Though he gives no sign of recognizing the fact, Mr. Wolfe has described a middle class that resembles, in its hazy outlines, our very pragmatic President. Maybe after a while voters and their elected officials always start looking alike, like a dog and its owner.
How can politicians who line up more steadfastly on the left or the right take advantage of the moral flexibility of the middle class? How best to woo this vast, protean segment of the electorate? Mr. Wolfe believes that middle-class Americans like the conservative message, but not the implacable attitude and the shrill tone. To liberals he hears his sample saying, “Trust us more and maybe we will trust you more”-trust in the reasonableness of everyday morality. In short, Mr. Wolfe thinks he can detect in the ebb and flow of middle-class opinion welcoming gestures toward both Republicans and Democrats. His sample is beckoning staunchly opposed political parties home to the center.

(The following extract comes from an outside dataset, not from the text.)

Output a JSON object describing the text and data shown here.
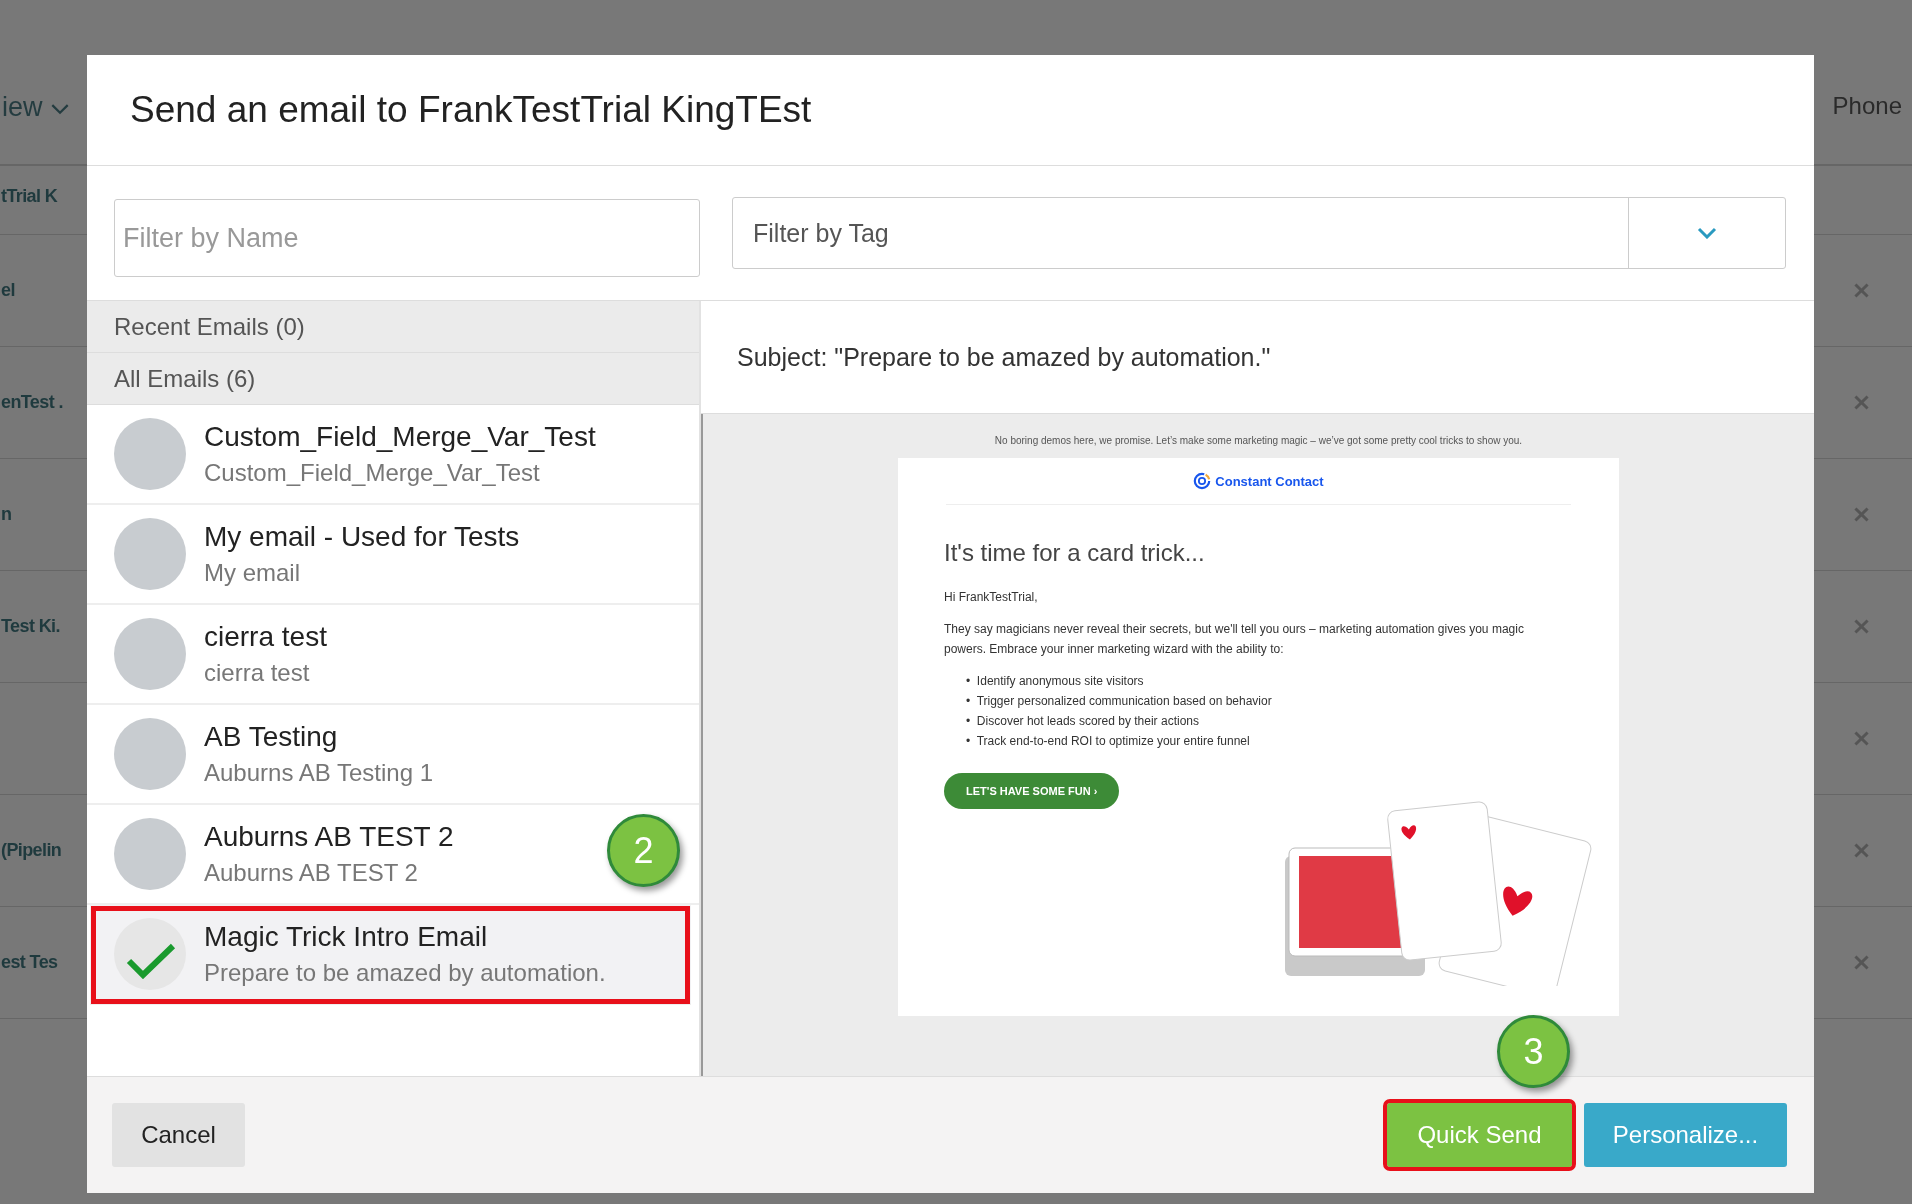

Can you use One Nation, After All to predict the outcome of the current national soap opera? It’s a clouded crystal ball, and my specs are a little grungy, encrusted with F.O.B. residue, but I believe I see how it will all play out. Asked about the morality of Zippergate, the 200 suburbanites (America writ small) would waffle a bit and then pronounce: “If the Prez can wriggle out of this one, more power to him!”